Le risque est que l'élargissement de l'écart de rendement commence à influencer l'approche de la France à la crise. (2) Cela constitue une menace pour l'alliance politique entre la France et l'Allemagne qui a été au cœur du projet européen. Économiquement, cela pose la menace d'un recul plus marqué des prêts transfrontaliers, condamnant une croissance déjà en berne. Le marché obligataire, en effet, est en train de désagréger l'euro. La France n’est plus assurée d'appartenir demain au noyau dur de l’Europe. (3)

Richard Orge

Notes du traducteur :

(1) Lors du dernier G20, le Premier ministre italien Silvio Berlusconi a été tancé par le tandem franco-allemand pour remettre en ordre les finances de son pays. Il a pourtant rétabli l’équilibre budgétaire avant la charge de la dette alors que les deux donneurs de leçon n’y sont pas parvenus.
(2) Dans un sondage du Figaro paru le 12 novembre, 60% des participants considèrent que les agences de notation sont inutiles. Dans une nation affichant un grand mépris pour l’économie et qui ne s’intéresse qu’à la politique, il est urgent de créer une agence publique française (composée d’énarques bien évidemment) et qui décernera ad vitam aeternam un triple A à notre pays. Sauf qu’il n’y aura plus personne à l’étranger pour acheter nos obligations pourries.
(3) Le scénario le plus crédible après l’implosion de la zone euro est une recomposition de la zone mark avec des pays vraiment sérieux qui se comptent sur une main en Europe. Le fier coq gaulois se consolera en prenant la présidence d’une zone monétaire beaucoup plus vaste que celle de l’Allemagne. Mais la nouvelle monnaie des cigales sera dévaluée de 20% chaque année pour restaurer leur compétitivité…

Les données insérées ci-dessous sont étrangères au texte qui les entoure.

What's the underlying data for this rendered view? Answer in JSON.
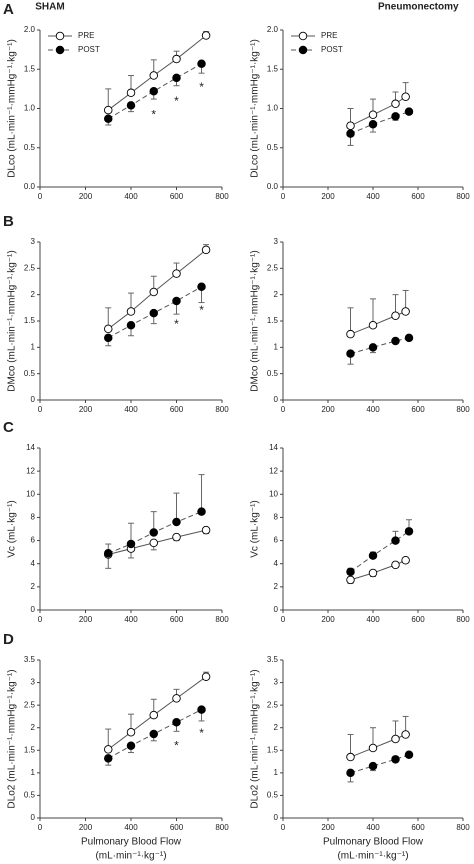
{
  "chart_data": [
    {
      "type": "line",
      "title": "SHAM",
      "panel_label": "A",
      "ylabel": "DLco (mL·min⁻¹·mmHg⁻¹·kg⁻¹)",
      "legend": "top-left",
      "xlim": [
        0,
        800
      ],
      "xticks": [
        0,
        200,
        400,
        600,
        800
      ],
      "ylim": [
        0,
        2
      ],
      "yticks": [
        {
          "value": 0,
          "label": "0.0"
        },
        {
          "value": 0.5,
          "label": "0.5"
        },
        {
          "value": 1,
          "label": "1.0"
        },
        {
          "value": 1.5,
          "label": "1.5"
        },
        {
          "value": 2,
          "label": "2.0"
        }
      ],
      "annotations": [
        "*",
        "*",
        "*"
      ],
      "series": [
        {
          "name": "PRE",
          "color": "#ffffff",
          "dash": false,
          "error_side": "up",
          "x": [
            300,
            400,
            500,
            600,
            730
          ],
          "values": [
            0.98,
            1.2,
            1.42,
            1.63,
            1.93
          ],
          "errors": [
            0.27,
            0.22,
            0.2,
            0.1,
            0.05
          ]
        },
        {
          "name": "POST",
          "color": "#000000",
          "dash": true,
          "error_side": "down",
          "x": [
            300,
            400,
            500,
            600,
            710
          ],
          "values": [
            0.87,
            1.04,
            1.22,
            1.39,
            1.57
          ],
          "errors": [
            0.08,
            0.08,
            0.1,
            0.1,
            0.12
          ]
        }
      ]
    },
    {
      "type": "line",
      "title": "Pneumonectomy",
      "ylabel": "DLco (mL·min⁻¹·mmHg⁻¹·kg⁻¹)",
      "legend": "top-left",
      "xlim": [
        0,
        800
      ],
      "xticks": [
        0,
        200,
        400,
        600,
        800
      ],
      "ylim": [
        0,
        2
      ],
      "yticks": [
        {
          "value": 0,
          "label": "0.0"
        },
        {
          "value": 0.5,
          "label": "0.5"
        },
        {
          "value": 1,
          "label": "1.0"
        },
        {
          "value": 1.5,
          "label": "1.5"
        },
        {
          "value": 2,
          "label": "2.0"
        }
      ],
      "series": [
        {
          "name": "PRE",
          "color": "#ffffff",
          "dash": false,
          "error_side": "up",
          "x": [
            300,
            400,
            500,
            545
          ],
          "values": [
            0.78,
            0.92,
            1.06,
            1.15
          ],
          "errors": [
            0.22,
            0.2,
            0.15,
            0.18
          ]
        },
        {
          "name": "POST",
          "color": "#000000",
          "dash": true,
          "error_side": "down",
          "x": [
            300,
            400,
            500,
            560
          ],
          "values": [
            0.68,
            0.8,
            0.9,
            0.96
          ],
          "errors": [
            0.15,
            0.1,
            0.05,
            0.03
          ]
        }
      ]
    },
    {
      "type": "line",
      "panel_label": "B",
      "ylabel": "DMco (mL·min⁻¹·mmHg⁻¹·kg⁻¹)",
      "xlim": [
        0,
        800
      ],
      "xticks": [
        0,
        200,
        400,
        600,
        800
      ],
      "ylim": [
        0,
        3
      ],
      "yticks": [
        0,
        0.5,
        1,
        1.5,
        2,
        2.5,
        3
      ],
      "annotations": [
        "*",
        "*"
      ],
      "series": [
        {
          "color": "#ffffff",
          "dash": false,
          "error_side": "up",
          "x": [
            300,
            400,
            500,
            600,
            730
          ],
          "values": [
            1.35,
            1.68,
            2.05,
            2.4,
            2.85
          ],
          "errors": [
            0.4,
            0.35,
            0.3,
            0.2,
            0.1
          ]
        },
        {
          "color": "#000000",
          "dash": true,
          "error_side": "down",
          "x": [
            300,
            400,
            500,
            600,
            710
          ],
          "values": [
            1.18,
            1.42,
            1.65,
            1.88,
            2.15
          ],
          "errors": [
            0.15,
            0.2,
            0.2,
            0.25,
            0.3
          ]
        }
      ]
    },
    {
      "type": "line",
      "ylabel": "DMco (mL·min⁻¹·mmHg⁻¹·kg⁻¹)",
      "xlim": [
        0,
        800
      ],
      "xticks": [
        0,
        200,
        400,
        600,
        800
      ],
      "ylim": [
        0,
        3
      ],
      "yticks": [
        0,
        0.5,
        1,
        1.5,
        2,
        2.5,
        3
      ],
      "series": [
        {
          "color": "#ffffff",
          "dash": false,
          "error_side": "up",
          "x": [
            300,
            400,
            500,
            545
          ],
          "values": [
            1.25,
            1.42,
            1.6,
            1.68
          ],
          "errors": [
            0.5,
            0.5,
            0.4,
            0.4
          ]
        },
        {
          "color": "#000000",
          "dash": true,
          "error_side": "down",
          "x": [
            300,
            400,
            500,
            560
          ],
          "values": [
            0.88,
            1.0,
            1.12,
            1.18
          ],
          "errors": [
            0.2,
            0.1,
            0.05,
            0.03
          ]
        }
      ]
    },
    {
      "type": "line",
      "panel_label": "C",
      "ylabel": "Vc (mL·kg⁻¹)",
      "xlim": [
        0,
        800
      ],
      "xticks": [
        0,
        200,
        400,
        600,
        800
      ],
      "ylim": [
        0,
        14
      ],
      "yticks": [
        0,
        2,
        4,
        6,
        8,
        10,
        12,
        14
      ],
      "series": [
        {
          "color": "#ffffff",
          "dash": false,
          "error_side": "down",
          "x": [
            300,
            400,
            500,
            600,
            730
          ],
          "values": [
            4.8,
            5.3,
            5.8,
            6.3,
            6.9
          ],
          "errors": [
            1.2,
            0.8,
            0.6,
            0.3,
            0.3
          ]
        },
        {
          "color": "#000000",
          "dash": true,
          "error_side": "up",
          "x": [
            300,
            400,
            500,
            600,
            710
          ],
          "values": [
            4.9,
            5.7,
            6.7,
            7.6,
            8.5
          ],
          "errors": [
            0.8,
            1.8,
            1.8,
            2.5,
            3.2
          ]
        }
      ]
    },
    {
      "type": "line",
      "ylabel": "Vc (mL·kg⁻¹)",
      "xlim": [
        0,
        800
      ],
      "xticks": [
        0,
        200,
        400,
        600,
        800
      ],
      "ylim": [
        0,
        14
      ],
      "yticks": [
        0,
        2,
        4,
        6,
        8,
        10,
        12,
        14
      ],
      "series": [
        {
          "color": "#ffffff",
          "dash": false,
          "error_side": "down",
          "x": [
            300,
            400,
            500,
            545
          ],
          "values": [
            2.6,
            3.2,
            3.9,
            4.3
          ],
          "errors": [
            0.3,
            0.3,
            0.2,
            0.2
          ]
        },
        {
          "color": "#000000",
          "dash": true,
          "error_side": "up",
          "x": [
            300,
            400,
            500,
            560
          ],
          "values": [
            3.3,
            4.7,
            6.0,
            6.8
          ],
          "errors": [
            0.3,
            0.3,
            0.8,
            1.0
          ]
        }
      ]
    },
    {
      "type": "line",
      "panel_label": "D",
      "ylabel": "DLo2 (mL·min⁻¹·mmHg⁻¹·kg⁻¹)",
      "xlabel": [
        "Pulmonary Blood Flow",
        "(mL·min⁻¹·kg⁻¹)"
      ],
      "xlim": [
        0,
        800
      ],
      "xticks": [
        0,
        200,
        400,
        600,
        800
      ],
      "ylim": [
        0,
        3.5
      ],
      "yticks": [
        0,
        0.5,
        1,
        1.5,
        2,
        2.5,
        3,
        3.5
      ],
      "annotations": [
        "*",
        "*"
      ],
      "series": [
        {
          "color": "#ffffff",
          "dash": false,
          "error_side": "up",
          "x": [
            300,
            400,
            500,
            600,
            730
          ],
          "values": [
            1.52,
            1.9,
            2.28,
            2.65,
            3.13
          ],
          "errors": [
            0.45,
            0.4,
            0.35,
            0.2,
            0.1
          ]
        },
        {
          "color": "#000000",
          "dash": true,
          "error_side": "down",
          "x": [
            300,
            400,
            500,
            600,
            710
          ],
          "values": [
            1.32,
            1.6,
            1.86,
            2.12,
            2.4
          ],
          "errors": [
            0.15,
            0.15,
            0.15,
            0.2,
            0.25
          ]
        }
      ]
    },
    {
      "type": "line",
      "ylabel": "DLo2 (mL·min⁻¹·mmHg⁻¹·kg⁻¹)",
      "xlabel": [
        "Pulmonary Blood Flow",
        "(mL·min⁻¹·kg⁻¹)"
      ],
      "xlim": [
        0,
        800
      ],
      "xticks": [
        0,
        200,
        400,
        600,
        800
      ],
      "ylim": [
        0,
        3.5
      ],
      "yticks": [
        0,
        0.5,
        1,
        1.5,
        2,
        2.5,
        3,
        3.5
      ],
      "series": [
        {
          "color": "#ffffff",
          "dash": false,
          "error_side": "up",
          "x": [
            300,
            400,
            500,
            545
          ],
          "values": [
            1.35,
            1.55,
            1.75,
            1.85
          ],
          "errors": [
            0.5,
            0.45,
            0.4,
            0.4
          ]
        },
        {
          "color": "#000000",
          "dash": true,
          "error_side": "down",
          "x": [
            300,
            400,
            500,
            560
          ],
          "values": [
            1.0,
            1.15,
            1.3,
            1.4
          ],
          "errors": [
            0.2,
            0.1,
            0.05,
            0.05
          ]
        }
      ]
    }
  ]
}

NB : Une dévaluation de la monnaie ne sert à rien sans un plan de rigueur visant à rétablir l’équilibre de la balance commerciale, de la balance des paiements et du budget de l’État. La dévaluation est comme une drogue. L’effet bénéfique (augmentation très provisoire des exportations) est contrecarré par une aggravation de la balance des paiements. C’est une fuite en avant jusqu’à la mort du patient. Au pays des aveugles, les borgnes sont rois et peuvent raconter n’importe quoi sur les plateaux de télévision.